1. Data Loading and Initial Exploration

   - a. Download the 20 Newsgroups dataset using `fetch_20newsgroups` from `sklearn.datasets`.
   - b. Load the dataset into a pandas DataFrame.
   - c. Display the first few rows to understand the structure.
   - d. Get a summary of the dataset:
     - Number of samples.
     - Distribution of classes
     - Any missing values.

2. Text Preprocessing

   After looking at the data, perform the relevant preprocessing steps on the news texts:

   - Noise Removal. 
   - Lexicon Normalization
   - Object Standardization

3. Exploratory Data Analysis (EDA)

   - a. Word Cloud
     - Generate separate word clouds for a few selected newsgroups to visualize the most frequent words.
   - b. Frequency Distribution
     - Plot the top 20 most frequent words in the entire dataset after preprocessing.
   - c. Class Distribution
     - Visualize the distribution of the 20 newsgroups using a bar chart.

4. Feature Extraction

   - a. Part-of-Speech (POS) Tagging
     - Perform POS tagging on a random sample of 500 news articles.
     - Analyze the frequency of different POS tags.
   - b. Named Entity Recognition (NER)
     - Apply NER on the same sample of news articles.
     - Extract and list the most common entities (e.g., persons, organizations, locations).
   - c. TF-IDF Vectorization
     - Convert the preprocessed news articles into TF-IDF feature vectors.
     - Examine the shape of the resulting feature matrix.

5. Model Building

   - a. Train-Test Split
     - Split the dataset into training and testing sets (e.g., 80% train, 20% test).
   - b. Classification Model
     - Choose a classifier (e.g., Logistic Regression, Naive Bayes, Support Vector Machine).
     - Train the model on the TF-IDF feature vectors.
     - Predict the newsgroup categories on the test set.
   - c. Evaluation
     - Calculate evaluation metrics:
       - Accuracy
       - Precision
       - Recall
       - F1-score
     - Display a confusion matrix.
     - Interpret the results.


The way to download the dataset is as follows.

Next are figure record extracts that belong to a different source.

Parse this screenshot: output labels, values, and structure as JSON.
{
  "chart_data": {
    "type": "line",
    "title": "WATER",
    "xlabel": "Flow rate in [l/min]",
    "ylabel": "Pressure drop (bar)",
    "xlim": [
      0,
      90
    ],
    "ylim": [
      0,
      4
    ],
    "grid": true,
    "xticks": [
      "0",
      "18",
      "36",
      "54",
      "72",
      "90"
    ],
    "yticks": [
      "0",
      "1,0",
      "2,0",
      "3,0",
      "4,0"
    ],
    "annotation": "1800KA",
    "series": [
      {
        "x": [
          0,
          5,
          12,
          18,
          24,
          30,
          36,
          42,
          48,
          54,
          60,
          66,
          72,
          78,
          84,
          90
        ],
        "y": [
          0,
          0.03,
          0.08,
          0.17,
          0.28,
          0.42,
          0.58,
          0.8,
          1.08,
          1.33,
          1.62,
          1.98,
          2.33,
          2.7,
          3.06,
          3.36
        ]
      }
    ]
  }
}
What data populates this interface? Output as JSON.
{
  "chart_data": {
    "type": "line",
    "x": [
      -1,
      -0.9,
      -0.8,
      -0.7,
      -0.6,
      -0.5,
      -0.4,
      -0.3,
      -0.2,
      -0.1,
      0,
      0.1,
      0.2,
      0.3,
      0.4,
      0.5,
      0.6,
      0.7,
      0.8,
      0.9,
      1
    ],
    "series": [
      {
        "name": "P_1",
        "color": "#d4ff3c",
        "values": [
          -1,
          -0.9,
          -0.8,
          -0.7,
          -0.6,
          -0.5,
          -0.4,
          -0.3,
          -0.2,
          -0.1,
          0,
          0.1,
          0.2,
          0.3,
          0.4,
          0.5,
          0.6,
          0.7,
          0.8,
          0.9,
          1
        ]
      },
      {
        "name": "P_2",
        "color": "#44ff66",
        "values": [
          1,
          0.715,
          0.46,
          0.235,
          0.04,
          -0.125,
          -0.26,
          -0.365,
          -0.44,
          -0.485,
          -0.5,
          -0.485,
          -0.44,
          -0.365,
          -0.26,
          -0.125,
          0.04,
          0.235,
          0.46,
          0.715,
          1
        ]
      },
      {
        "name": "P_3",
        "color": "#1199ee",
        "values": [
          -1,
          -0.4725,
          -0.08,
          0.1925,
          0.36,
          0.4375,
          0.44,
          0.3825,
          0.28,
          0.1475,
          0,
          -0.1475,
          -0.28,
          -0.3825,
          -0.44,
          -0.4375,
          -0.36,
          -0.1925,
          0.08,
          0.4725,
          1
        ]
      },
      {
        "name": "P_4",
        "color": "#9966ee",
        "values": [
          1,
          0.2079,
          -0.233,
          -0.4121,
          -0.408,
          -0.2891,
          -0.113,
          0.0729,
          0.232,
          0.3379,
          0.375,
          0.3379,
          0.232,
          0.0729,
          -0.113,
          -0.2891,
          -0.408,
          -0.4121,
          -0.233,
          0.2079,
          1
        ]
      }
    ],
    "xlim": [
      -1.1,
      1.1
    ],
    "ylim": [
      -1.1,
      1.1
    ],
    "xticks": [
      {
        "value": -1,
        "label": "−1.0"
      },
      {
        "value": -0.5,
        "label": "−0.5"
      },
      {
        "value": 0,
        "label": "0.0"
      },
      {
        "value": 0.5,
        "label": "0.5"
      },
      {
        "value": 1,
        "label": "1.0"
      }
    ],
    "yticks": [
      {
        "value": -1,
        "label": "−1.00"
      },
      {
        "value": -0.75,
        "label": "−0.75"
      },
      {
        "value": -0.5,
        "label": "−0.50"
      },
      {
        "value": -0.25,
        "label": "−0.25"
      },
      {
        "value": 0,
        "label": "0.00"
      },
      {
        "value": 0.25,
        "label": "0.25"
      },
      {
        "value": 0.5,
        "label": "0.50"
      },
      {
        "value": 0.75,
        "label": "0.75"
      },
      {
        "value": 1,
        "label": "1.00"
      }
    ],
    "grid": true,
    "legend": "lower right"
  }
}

Make sure that you do not use the twenty_test data set for training, as it is meant for the final evaluation. 


In [2]:
    
from sklearn.datasets import fetch_20newsgroups

twenty_train = fetch_20newsgroups(
    subset="train", shuffle=True, download_if_missing=True
)
twenty_test = fetch_20newsgroups(subset="test", shuffle=True, download_if_missing=True)